Charles Baudelaire, 1959
[Tradução e comentários: Ronaldo Entler, 2007]

Comentários:

  1. 1- Vaudeville é um tipo de comédia teatral popular, surgida na França em meados do século XVIII, e que se difundiu pelo mundo no século XIX.
  2. Brutus, lâche César” é uma comédia escrita por Joseph-Bernard Rosier, em 1849. Apesar da aparente referência histórica do título, Brutus é, nessa peça, apenas um cão que morde um porteiro chamado César.
  3. Citação ao Evangelho de Mateus, Cap.XVII, V. 17.

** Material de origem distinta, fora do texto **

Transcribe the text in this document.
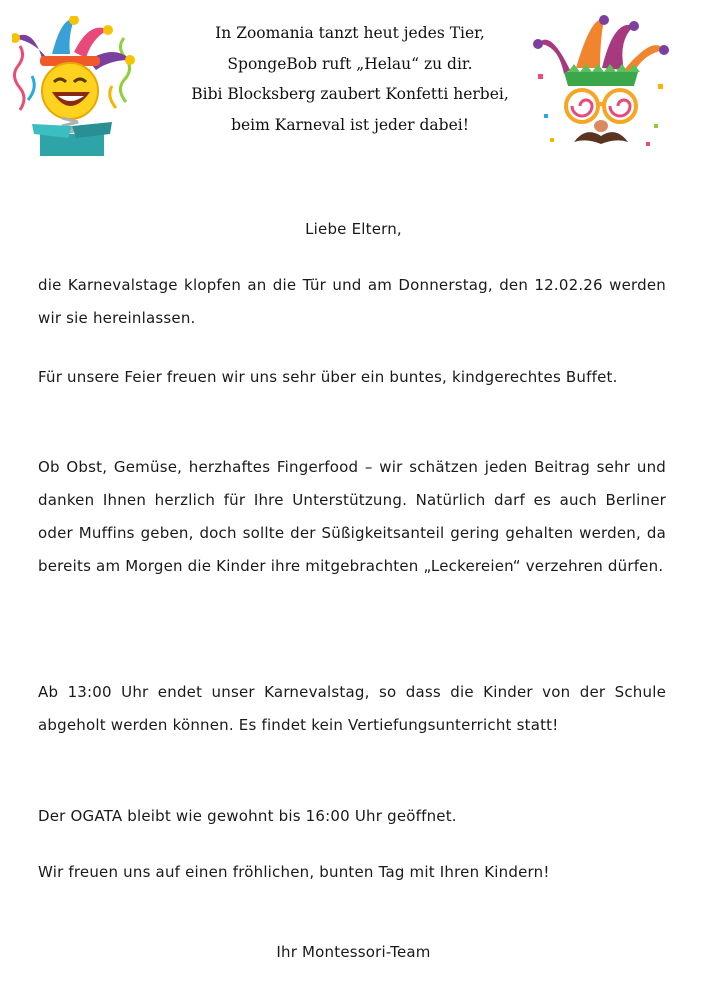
In Zoomania tanzt heut jedes Tier,
SpongeBob ruft „Helau“ zu dir.
Bibi Blocksberg zaubert Konfetti herbei,
beim Karneval ist jeder dabei!
Liebe Eltern,

die Karnevalstage klopfen an die Tür und am Donnerstag, den 12.02.26 werden wir sie hereinlassen.

Für unsere Feier freuen wir uns sehr über ein buntes, kindgerechtes Buffet.

Ob Obst, Gemüse, herzhaftes Fingerfood – wir schätzen jeden Beitrag sehr und danken Ihnen herzlich für Ihre Unterstützung. Natürlich darf es auch Berliner oder Muffins geben, doch sollte der Süßigkeitsanteil gering gehalten werden, da bereits am Morgen die Kinder ihre mitgebrachten „Leckereien“ verzehren dürfen.

Ab 13:00 Uhr endet unser Karnevalstag, so dass die Kinder von der Schule abgeholt werden können. Es findet kein Vertiefungsunterricht statt!

Der OGATA bleibt wie gewohnt bis 16:00 Uhr geöffnet.

Wir freuen uns auf einen fröhlichen, bunten Tag mit Ihren Kindern!

Ihr Montessori-Team
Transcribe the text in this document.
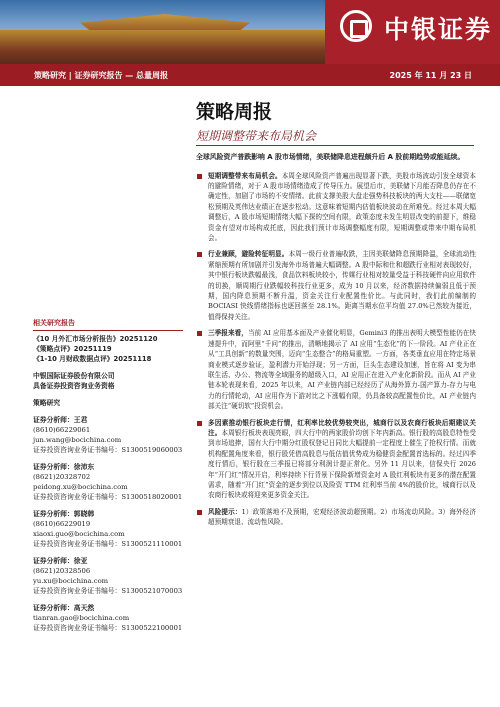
中银证券
策略研究 | 证券研究报告 — 总量周报	2025 年 11 月 23 日
策略周报
短期调整带来布局机会
全球风险资产普跌影响 A 股市场情绪，美联储降息进程颇升后 A 股前期趋势或能延续。
短期调整带来布局机会。本周全球风险资产普遍出现显著下跌，美股市场波动引发全球资本的避险情绪，对于 A 股市场情绪造成了传导压力。展望后市，美联储下月能否降息仍存在不确定性，加剧了市场的不安情绪。此前支撑美股大盘走强势科技板块的两大支柱——联储宽松预期及英伟达业绩正在逐步松动。这意味着短期内估值板块波动在所难免。经过本周大幅调整后，A 股市场短期情绪大幅下探的空间有限，政策态度未发生明显改变的前提下，维稳资金有望对市场构成托底，因此我们预计市场调整幅度有限，短期调整或带来中期布局机会。
行业兼顾，避险转征明显。本周一级行业普遍收跌，主因美联储降息预期降温，全球流动性紧缩预期有所加剧并引发海外市场普遍大幅调整。A 股中际和仕和超跌行业相对表现较好，其中银行板块跌幅最浅，食品饮料板块较小，传媒行业相对较量受益于科技硬件向应用软件的切换，顺周期行业跌幅较科技行业更多，成为 10 月以来，经济数据持续偏弱且低于预期，国内降息预期不断升温，资金关注行业配置性价比。与此同时，我们此前编制的 BOCIASI 快线情绪指标也逐回落至 28.1%。距离当期水位平均值 27.0%已然较为接近，值得保持关注。
三季报来看，当前 AI 应用基本面及产业催化明显，Gemini3 的推出表明大模型性能仍在快速提升中，而阿里“千问”的推出，清晰地揭示了 AI 应用“生态化”的下一阶段。AI 产业正在从“工具创新”的数量突围，迈向“生态整合”的格局重塑。一方面，各类垂直应用在特定场景商业模式逐步验证，盈利潜力开始浮现；另一方面，巨头生态建设加速，旨在将 AI 变为串联生活、办公、物流等全域服务的超级入口，AI 应用正在进入产业化新阶段。而从 AI 产业链本轮表现来看，2025 年以来，AI 产业链内部已经经历了从海外算力-国产算力-存力与电力的行情轮动，AI 应用作为下游对比之下涨幅有限，仍具备较高配置性价比，AI 产业链内部关注“硬切软”投资机会。
多因素推动银行板块走行情，红利率比较优势较突出，城商行以及农商行板块后期建议关注。本周银行板块表现亮眼，四大行中的两家股价均创下年内新高。银行股的高股息特性受到市场追捧，国有大行中期分红股权登记日同比大幅提前一定程度上催生了抢权行情。而就机构配置角度来看，银行股凭借高股息与低估值优势成为稳健资金配置首选标的。经过四季度行情后，银行股在三季报已将部分利润计提正常化。另外 11 月以来，信保央行 2026 年“开门红”情况开启，利率持续下行背景下保险新增资金对 A 股红利板块有更多的潜在配置需求，随着“开门红”资金的逐步到位以及险资 TTM 红利率当前 4%的股价比，城商行以及农商行板块或将迎来更多资金关注。
风险提示：1）政策落地不及预期，宏观经济波动超预期。2）市场流动风险。3）海外经济超预期衰退、流动性风险。
相关研究报告
《10 月外汇市场分析报告》20251120
《策略点评》20251119
《1-10 月财政数据点评》20251118
中银国际证券股份有限公司
具备证券投资咨询业务资格
策略研究
证券分析师：王君
(8610)66229061
jun.wang@bocichina.com
证券投资咨询业务证书编号：S1300519060003
证券分析师：徐沛东
(8621)20328702
peidong.xu@bocichina.com
证券投资咨询业务证书编号：S1300518020001
证券分析师：郭晓韩
(8610)66229019
xiaoxi.guo@bocichina.com
证券投资咨询业务证书编号：S1300521110001
证券分析师：徐亚
(8621)20328506
yu.xu@bocichina.com
证券投资咨询业务证书编号：S1300521070003
证券分析师：高天然
tianran.gao@bocichina.com
证券投资咨询业务证书编号：S1300522100001
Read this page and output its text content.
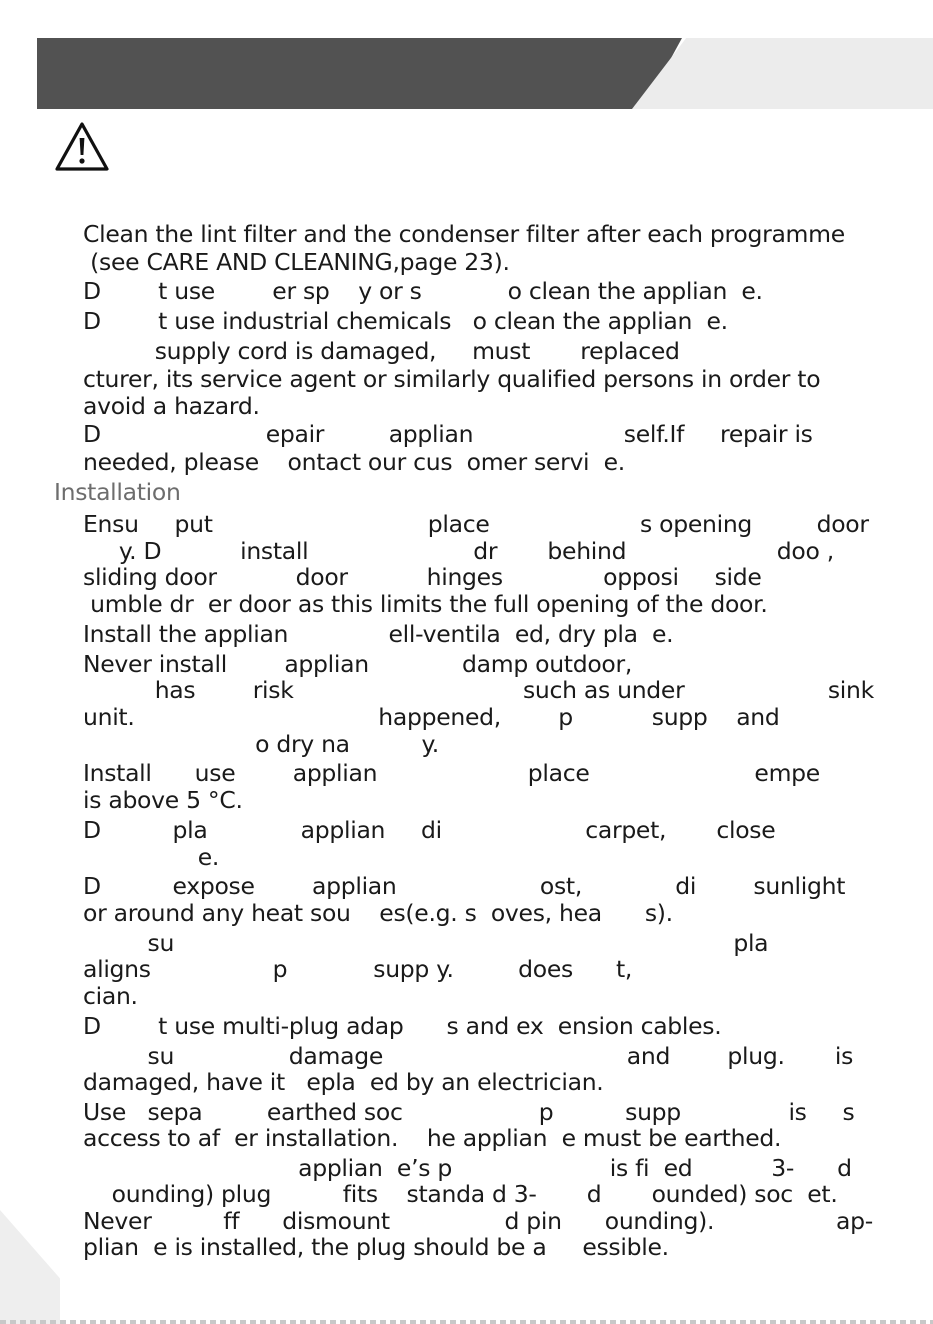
Clean the lint filter and the condenser filter after each programme
(see CARE AND CLEANING,page 23).
D        t use        er sp    y or s            o clean the applian  e.
D        t use industrial chemicals   o clean the applian  e.
supply cord is damaged,     must       replaced
cturer, its service agent or similarly qualified persons in order to
avoid a hazard.
D                       epair         applian                     self.If     repair is
needed, please    ontact our cus  omer servi  e.
Installation
Ensu     put                              place                     s opening         door
y. D           install                       dr       behind                     doo ,
sliding door           door           hinges              opposi     side
umble dr  er door as this limits the full opening of the door.
Install the applian              ell-ventila  ed, dry pla  e.
Never install        applian             damp outdoor,
has        risk                                such as under                    sink
unit.                                  happened,        p           supp    and
o dry na          y.
Install      use        applian                     place                       empe
is above 5 °C.
D          pla             applian     di                    carpet,       close
e.
D          expose        applian                    ost,             di        sunlight
or around any heat sou    es(e.g. s  oves, hea      s).
su                                                                              pla
aligns                 p            supp y.         does      t,
cian.
D        t use multi-plug adap      s and ex  ension cables.
su                damage                                  and        plug.       is
damaged, have it   epla  ed by an electrician.
Use   sepa         earthed soc                   p          supp               is     s
access to af  er installation.    he applian  e must be earthed.
applian  e’s p                      is fi  ed           3-      d
ounding) plug          fits    standa d 3-       d       ounded) soc  et.
Never          ff      dismount                d pin      ounding).                 ap-
plian  e is installed, the plug should be a     essible.
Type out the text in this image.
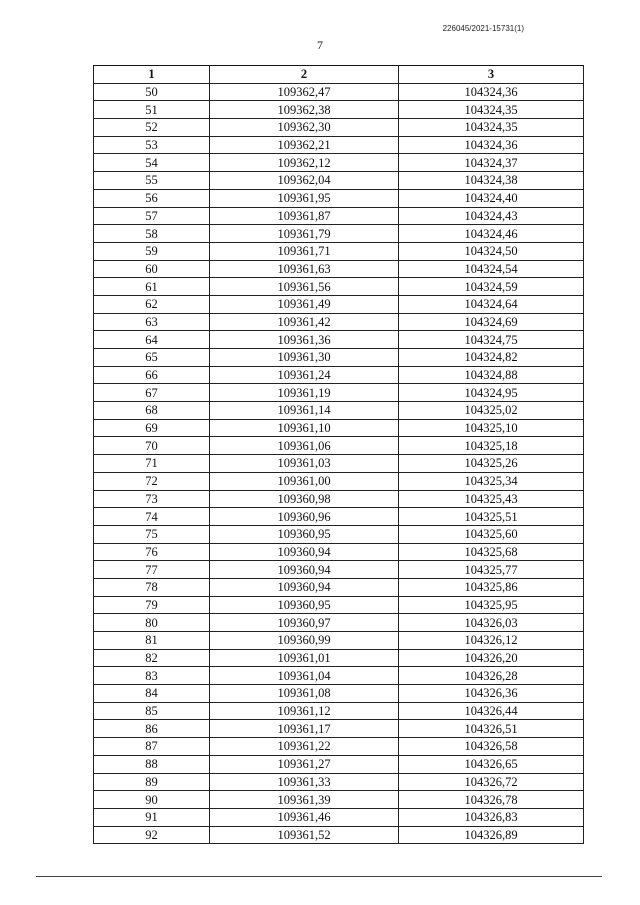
226045/2021-15731(1)
7
1	2	3
50	109362,47	104324,36
51	109362,38	104324,35
52	109362,30	104324,35
53	109362,21	104324,36
54	109362,12	104324,37
55	109362,04	104324,38
56	109361,95	104324,40
57	109361,87	104324,43
58	109361,79	104324,46
59	109361,71	104324,50
60	109361,63	104324,54
61	109361,56	104324,59
62	109361,49	104324,64
63	109361,42	104324,69
64	109361,36	104324,75
65	109361,30	104324,82
66	109361,24	104324,88
67	109361,19	104324,95
68	109361,14	104325,02
69	109361,10	104325,10
70	109361,06	104325,18
71	109361,03	104325,26
72	109361,00	104325,34
73	109360,98	104325,43
74	109360,96	104325,51
75	109360,95	104325,60
76	109360,94	104325,68
77	109360,94	104325,77
78	109360,94	104325,86
79	109360,95	104325,95
80	109360,97	104326,03
81	109360,99	104326,12
82	109361,01	104326,20
83	109361,04	104326,28
84	109361,08	104326,36
85	109361,12	104326,44
86	109361,17	104326,51
87	109361,22	104326,58
88	109361,27	104326,65
89	109361,33	104326,72
90	109361,39	104326,78
91	109361,46	104326,83
92	109361,52	104326,89
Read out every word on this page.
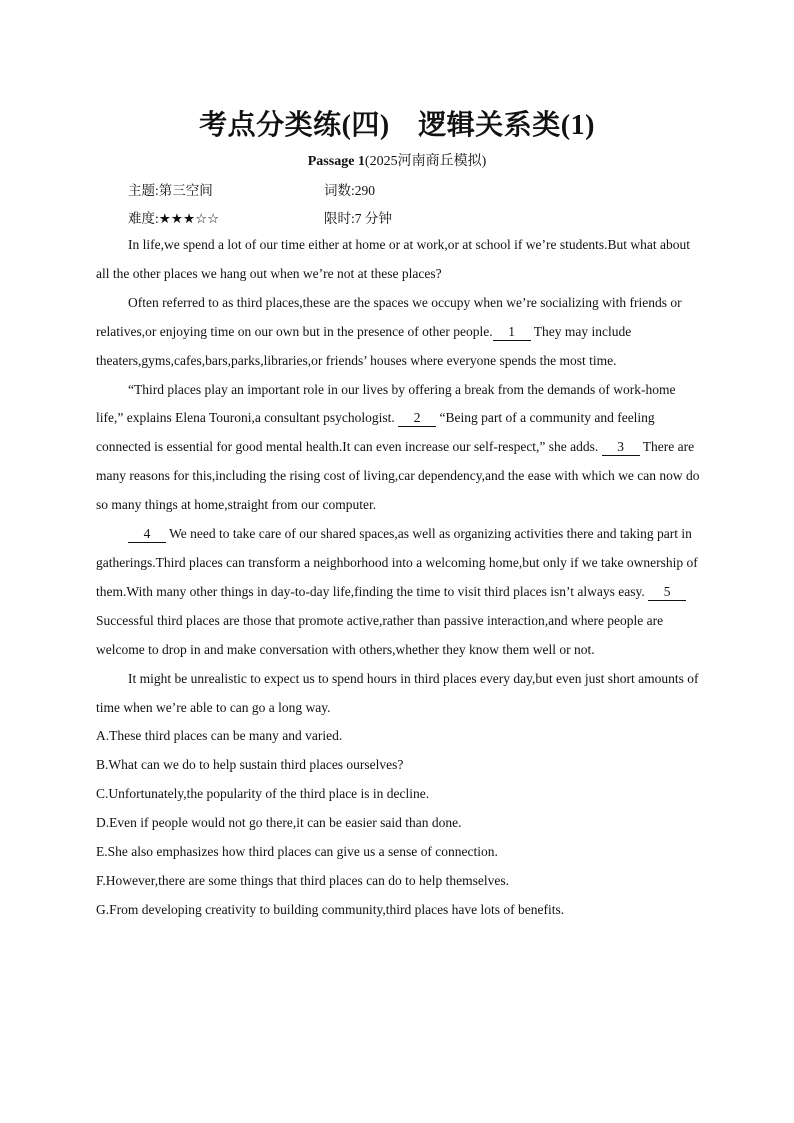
考点分类练(四)　逻辑关系类(1)
Passage 1(2025河南商丘模拟)
主题:第三空间	词数:290
难度:★★★☆☆	限时:7 分钟

In life,we spend a lot of our time either at home or at work,or at school if we’re students.But what about all the other places we hang out when we’re not at these places?

Often referred to as third places,these are the spaces we occupy when we’re socializing with friends or relatives,or enjoying time on our own but in the presence of other people. 1 They may include theaters,gyms,cafes,bars,parks,libraries,or friends’ houses where everyone spends the most time.

“Third places play an important role in our lives by offering a break from the demands of work-home life,” explains Elena Touroni,a consultant psychologist. 2 “Being part of a community and feeling connected is essential for good mental health.It can even increase our self-respect,” she adds. 3 There are many reasons for this,including the rising cost of living,car dependency,and the ease with which we can now do so many things at home,straight from our computer.

4 We need to take care of our shared spaces,as well as organizing activities there and taking part in gatherings.Third places can transform a neighborhood into a welcoming home,but only if we take ownership of them.With many other things in day-to-day life,finding the time to visit third places isn’t always easy. 5 Successful third places are those that promote active,rather than passive interaction,and where people are welcome to drop in and make conversation with others,whether they know them well or not.

It might be unrealistic to expect us to spend hours in third places every day,but even just short amounts of time when we’re able to can go a long way.

A.These third places can be many and varied.

B.What can we do to help sustain third places ourselves?

C.Unfortunately,the popularity of the third place is in decline.

D.Even if people would not go there,it can be easier said than done.

E.She also emphasizes how third places can give us a sense of connection.

F.However,there are some things that third places can do to help themselves.

G.From developing creativity to building community,third places have lots of benefits.
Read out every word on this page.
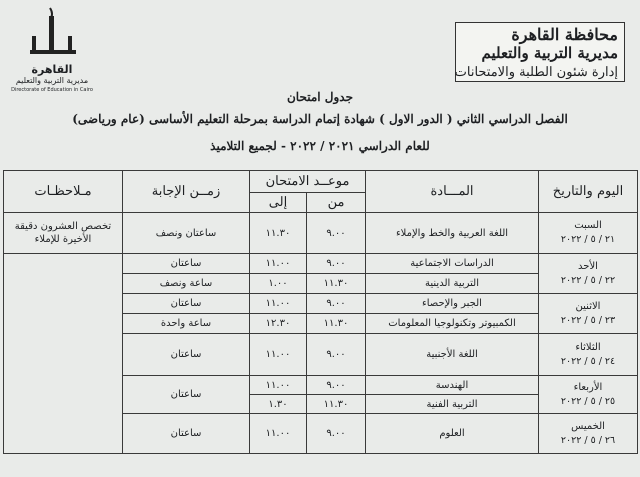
محافظة القاهرة
مديرية التربية والتعليم
إدارة شئون الطلبة والامتحانات
القاهرة
مديرية التربية والتعليم
Directorate of Education in Cairo	جدول امتحان
الفصل الدراسي الثاني ( الدور الاول ) شهادة إتمام الدراسة بمرحلة التعليم الأساسى (عام ورياضى)
للعام الدراسي ٢٠٢١ / ٢٠٢٢ - لجميع التلاميذ
اليوم والتاريخ	المـــادة	موعــد الامتحان		زمــن الإجابة	مـلاحظـات
		من	إلى		

السبت
٢١ / ٥ / ٢٠٢٢	اللغة العربية والخط والإملاء	٩.٠٠	١١.٣٠	ساعتان ونصف	تخصص العشرون دقيقة الأخيرة للإملاء

الأحد
٢٢ / ٥ / ٢٠٢٢	الدراسات الاجتماعية	٩.٠٠	١١.٠٠	ساعتان	
	التربية الدينية	١١.٣٠	١.٠٠	ساعة ونصف	

الاثنين
٢٣ / ٥ / ٢٠٢٢	الجبر والإحصاء	٩.٠٠	١١.٠٠	ساعتان	
	الكمبيوتر وتكنولوجيا المعلومات	١١.٣٠	١٢.٣٠	ساعة واحدة	

الثلاثاء
٢٤ / ٥ / ٢٠٢٢	اللغة الأجنبية	٩.٠٠	١١.٠٠	ساعتان	

الأربعاء
٢٥ / ٥ / ٢٠٢٢	الهندسة	٩.٠٠	١١.٠٠	ساعتان	
	التربية الفنية	١١.٣٠	١.٣٠		

الخميس
٢٦ / ٥ / ٢٠٢٢	العلوم	٩.٠٠	١١.٠٠	ساعتان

  4. Título de uma obra de Ernest Seigneurgens, exposta no Salão. Gibelotte é um prato da culinária francesa, espécie de fricassé de coelho preparado com vinho branco.
  5. Baudelaire imagina ironicamente uma obra alegórica com elementos que aparecem em certas representações do Amor como personagem mítico (Cupido) : a aljava, suporte em que as carrega as flechas, asas e, por vezes, uma venda em seus olhos.
  6. Peça de August von Kotzebue, de 1790, tido por alguns historiadores como precursora do melodrama. Baudelaire se refere, provavelmente, à literalidade das palavras implicadas.
  7. Baudelaire faz referência aos cavaleiros (por vezes chamados de paladinos) que acompanhavam Carlos Magno nas cruzadas. Em seguida, apela a Chateaubriand, autor de “O gênio do cristianismo” (1802) que, na contracorrente do iluminismo, busca resgatar o valor moral e estético das ações ligadas à tradição e à história do cristianismo.
  8. Primeira etapa de um pomposo cerimonial de despertar do rei, envolvendo uma vasta hierarquia de funcionários e súditos, que realizam uma seqüência de pequenas tarefas.
  9. Figura heráldica usada recorrentemente para representar da monarquia francesa.
  10. Na carta enviada a Nadar em 16/05/1859, Baudelaire também comenta estas esculturas com empolgação, apelando ao amigo para que tentasse obter informações sobre o título.
  11. Quadro de François-Auguste Biard, sucesso no Salão de 1844. Cf. Roubert.
  12. As frases em inglês são extraídas do conto “Morella”, de Edgar Allan Poe. Com este “mas também”, Baudelaire quer provavelmente dizer “mas não esqueçamos também”. Mais adiante, Baudelaire voltará a falar da “felicidade de sonhar”, a seu ver, escassa em seu tempo.